The 1810 earthquake (estimated at 7.2 on the Richter scale), was followed by two large aftershocks, and created a tsunami — the ``rush of water’’ referred to in this article. It caused over 2,000 deaths in Crete, and wreaked damage all over the eastern Mediterranean.
Storm in North Carolina Wilmington, (N.C.) July 24. On Sunday during a very violent thunder storm in this town, the lightning struck the tenement houses, occupied as stores, by Messrs. C. Nichols, and Harris and Saunders.

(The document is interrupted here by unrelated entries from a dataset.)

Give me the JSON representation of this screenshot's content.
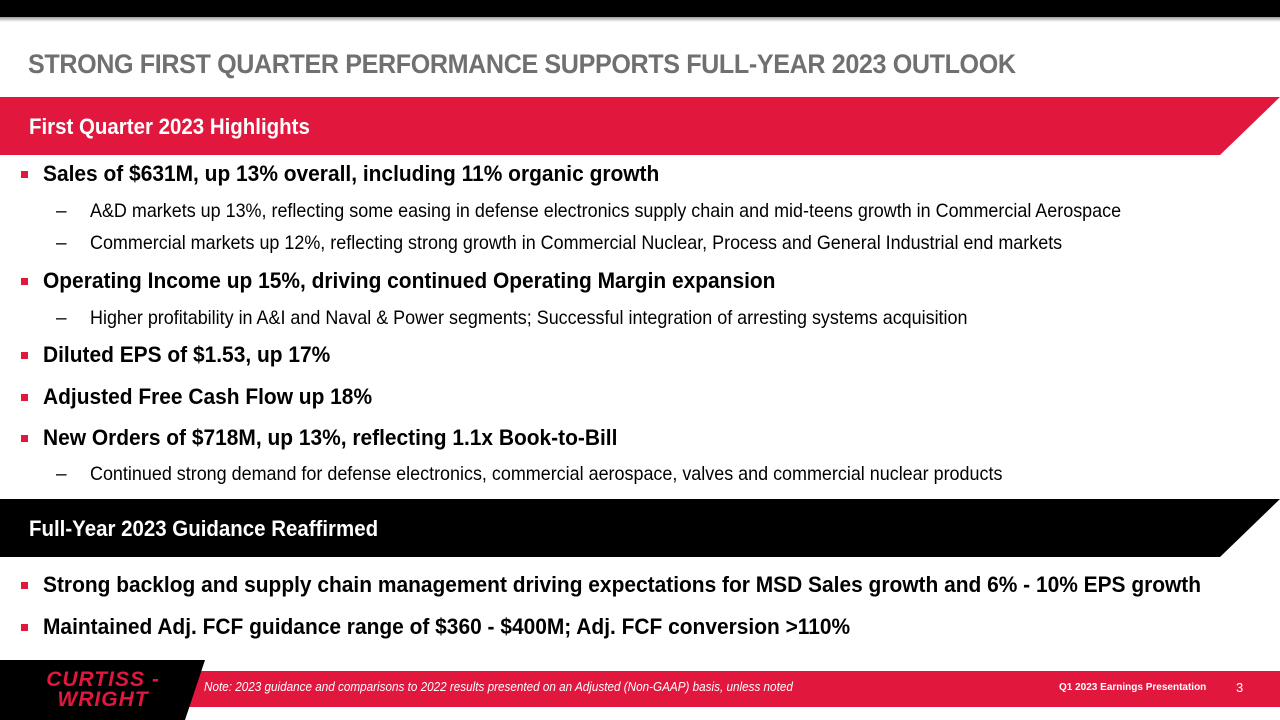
{
  "slide": {
    "title": "STRONG FIRST QUARTER PERFORMANCE SUPPORTS FULL-YEAR 2023 OUTLOOK",
    "section1_heading": "First Quarter 2023 Highlights",
    "section2_heading": "Full-Year 2023 Guidance Reaffirmed",
    "highlights": [
      {
        "text": "Sales of $631M, up 13% overall, including 11% organic growth"
      },
      {
        "sub": "A&D markets up 13%, reflecting some easing in defense electronics supply chain and mid-teens growth in Commercial Aerospace"
      },
      {
        "sub": "Commercial markets up 12%, reflecting strong growth in Commercial Nuclear, Process and General Industrial end markets"
      },
      {
        "text": "Operating Income up 15%, driving continued Operating Margin expansion"
      },
      {
        "sub": "Higher profitability in A&I and Naval & Power segments; Successful integration of arresting systems acquisition"
      },
      {
        "text": "Diluted EPS of $1.53, up 17%"
      },
      {
        "text": "Adjusted Free Cash Flow up 18%"
      },
      {
        "text": "New Orders of $718M, up 13%, reflecting 1.1x Book-to-Bill"
      },
      {
        "sub": "Continued strong demand for defense electronics, commercial aerospace, valves and commercial nuclear products"
      }
    ],
    "guidance": [
      "Strong backlog and supply chain management driving expectations for MSD Sales growth and 6% - 10% EPS growth",
      "Maintained Adj. FCF guidance range of $360 - $400M; Adj. FCF conversion >110%"
    ],
    "sub_bullet_marker": "–"
  },
  "footer": {
    "logo_line1": "CURTISS -",
    "logo_line2": "WRIGHT",
    "note": "Note: 2023 guidance and comparisons to 2022 results presented on an Adjusted (Non-GAAP) basis, unless noted",
    "presentation": "Q1 2023 Earnings Presentation",
    "page_number": "3"
  },
  "colors": {
    "accent_red": "#e1173e",
    "title_gray": "#707070",
    "black": "#000000"
  }
}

It descended the chimneys and set fire to two puncheons of rum, which soon put both stores, with their contents, in a general blaze. Efforts were made, but in vain, to extinguish the fire and save the property.
The conflagration continued with unabating fury, consuming five houses on Market street, until it reached the first range of brick buildings, belonging to Mr. J. F. Burgwin, to which it did considerable injury, but the lofty and solid wall of brick which its eastern end presented, put an effectual stop to the further progress of the fire.
The property destroyed is estimated at 8000 dollars. Itis somewhat remarkable that the houses struck, are low and situated in the lowest part of the town.
COMMENT: Throughout the 19th century, fire remained an enormous danger in urban areas, where it could spread rapidly and where fire-engines were primitive.